Moderates, aided by Republicans, have gleefully used the bill’s size as a way of undercutting many of its measures. When West Virginia Senator Joe Manchin called for a “strategic pause” last month, he noted that Congress shouldn’t be “rushing to spend trillions on new government programs and additional stimulus funding” and should instead be focusing its efforts on lowering the federal deficit and fighting inflation. This has become something of a vicious cycle for Democrats, in which members of their own caucus deride the bill for spending too much, leading to cuts in its popular elements, which drives down its popularity and political efficacy. 

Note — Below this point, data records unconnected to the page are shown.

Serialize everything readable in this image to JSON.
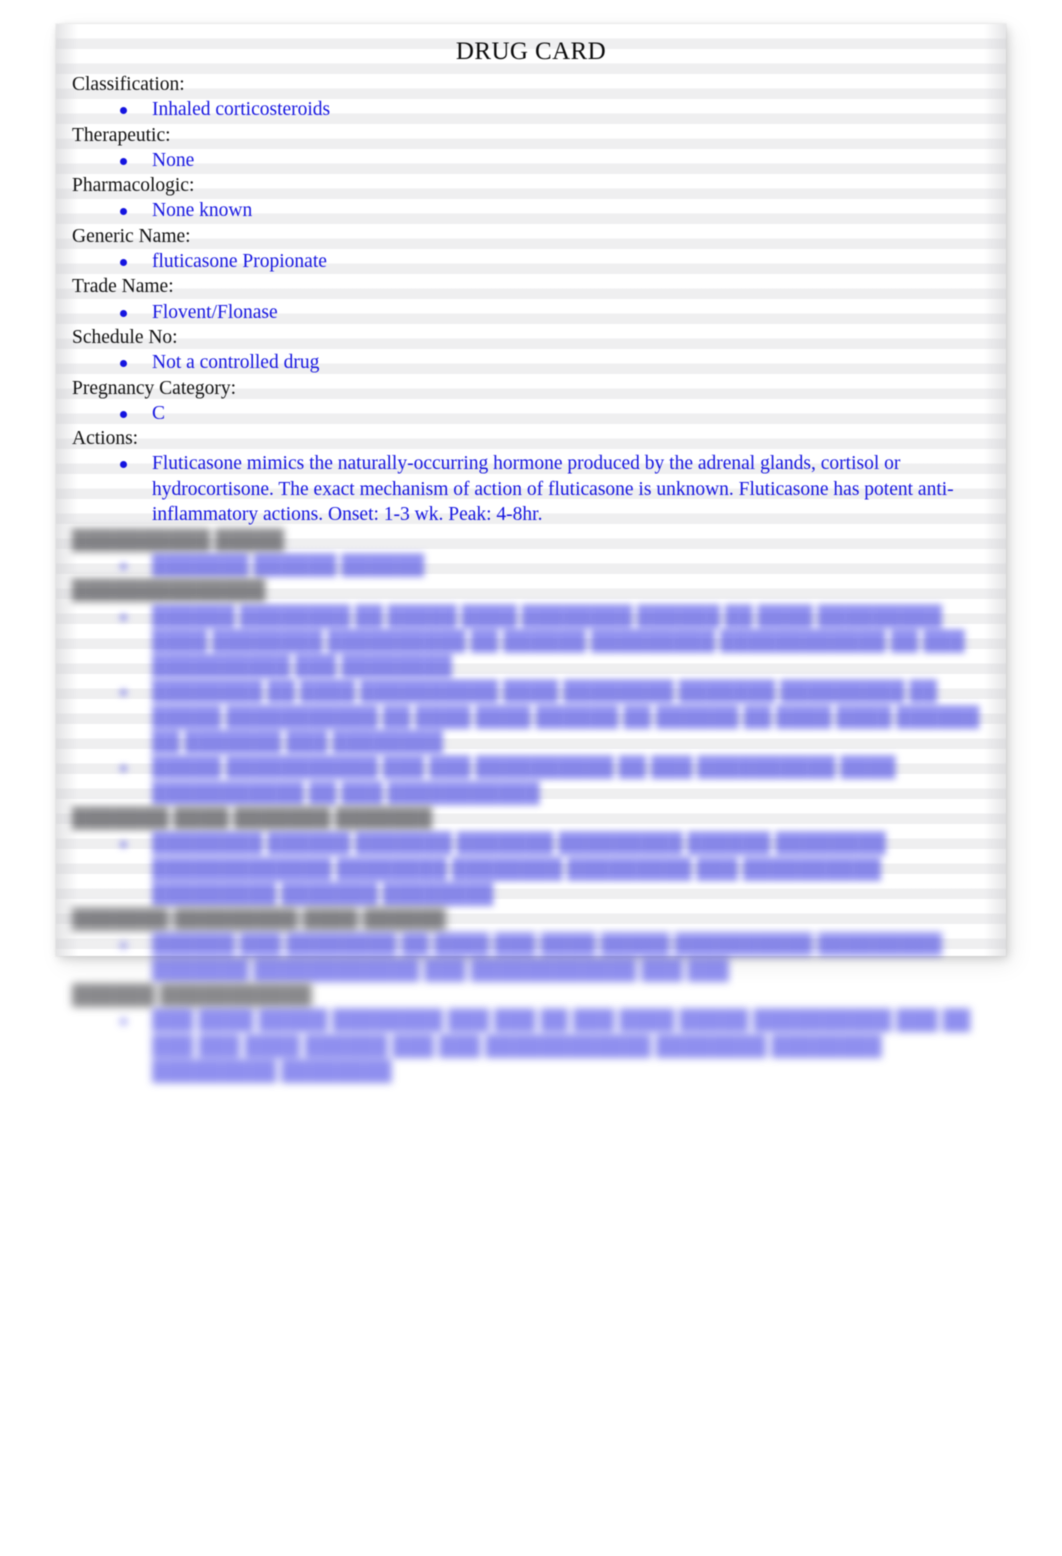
{
  "document": {
    "title": "DRUG CARD",
    "page_background": "#ffffff",
    "sheet_background": "#ffffff",
    "label_color": "#101010",
    "value_color": "#1414e0"
  },
  "sections": [
    {
      "label": "Classification:",
      "items": [
        "Inhaled corticosteroids"
      ],
      "legible": true
    },
    {
      "label": "Therapeutic:",
      "items": [
        "None"
      ],
      "legible": true
    },
    {
      "label": "Pharmacologic:",
      "items": [
        "None known"
      ],
      "legible": true
    },
    {
      "label": "Generic Name:",
      "items": [
        "fluticasone Propionate"
      ],
      "legible": true
    },
    {
      "label": "Trade Name:",
      "items": [
        "Flovent/Flonase"
      ],
      "legible": true
    },
    {
      "label": "Schedule No:",
      "items": [
        "Not a controlled drug"
      ],
      "legible": true
    },
    {
      "label": "Pregnancy Category:",
      "items": [
        "C"
      ],
      "legible": true
    },
    {
      "label": "Actions:",
      "items": [
        "Fluticasone mimics the naturally-occurring hormone produced by the adrenal glands, cortisol or hydrocortisone. The exact mechanism of action of fluticasone is unknown. Fluticasone has potent anti-inflammatory actions. Onset: 1-3 wk. Peak: 4-8hr."
      ],
      "legible": true,
      "paragraph": true
    },
    {
      "label": "██████████ █████",
      "items": [
        "███████ ██████ ██████"
      ],
      "legible": false
    },
    {
      "label": "██████████████",
      "items": [
        "██████ ████████ ██ █████ ████ ████████ ██████ ██ ████ █████████ ████ ████████ ██████████ ██ ██████ █████████ ████████████ ██ ███ ██████████ ███ ████████",
        "████████ ██ ████ ██████████ ████ ████████ ███████ █████████ ██ █████ ███████████ ██ ████ ████ ██████ ██ ██████ ██ ████ ████ ██████ ██ ███████ ███ ████████",
        "█████ ███████████ ███ ███ ██████████ ██ ███ ██████████ ████ ███████████ ██ ███ ███████████"
      ],
      "legible": false
    },
    {
      "label": "███████ ████ ███████ ███████",
      "items": [
        "████████ ██████ ███████ ███████ █████████ ██████ ████████ █████████████ ████████ ████████ █████████ ███ ██████████ █████████ ███████ ████████"
      ],
      "legible": false
    },
    {
      "label": "███████ █████████ ████ ██████",
      "items": [
        "██████ ███ ████████ ██ ████ ███ ████ █████ ██████████ █████████ ███████ ████████████ ███ ████████████ ███ ███"
      ],
      "legible": false
    },
    {
      "label": "██████ ███████████",
      "items": [
        "███ ████ █████ ████████ ███ ███ ██ ███ ████ █████ ██████████ ███ ██ ███ ███ ████ ██████ ███ ███ ████████████ ████████ ████████ █████████ ████████"
      ],
      "legible": false
    }
  ]
}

The political situation is further complicated by the fact that the Build Back Better Act is something of a grab bag, containing elements that fight poverty, expand health care, and combat climate change. It’s difficult to explain what exactly it’s doing without resorting to vague catch-alls, like “spending.” The Democrats’ own chosen slogan for it, Build Back Better, is, as my colleague Walter Shapiro wrote last month, confusing and imprecise—at the very least, it’s a better fit for the Democrats’ other bill, a $1 trillion infrastructure package that has some bipartisan support. The Democrats have struggled to come up with a simple way of explaining what they’re trying to do and seem to be convinced that voters will recognize their largesse as soon as they pass whatever it is they end up passing. But they didn’t receive much of a political bump from the Covid-19 relief bill they passed this spring, even though it contained direct cash payments to tens of millions of Americans, which suggests that the party’s messaging needs work. 

Mostly though, these polls serve as a further reminder that the Democrats need to get their act together and actually pass a budget reconciliation bill. If they can do that, more focus will be on what the bill in fact does, countering the stories about its significant cost and the palace intrigue that has gone into putting it together. But until they do, they’re only making things worse for themselves.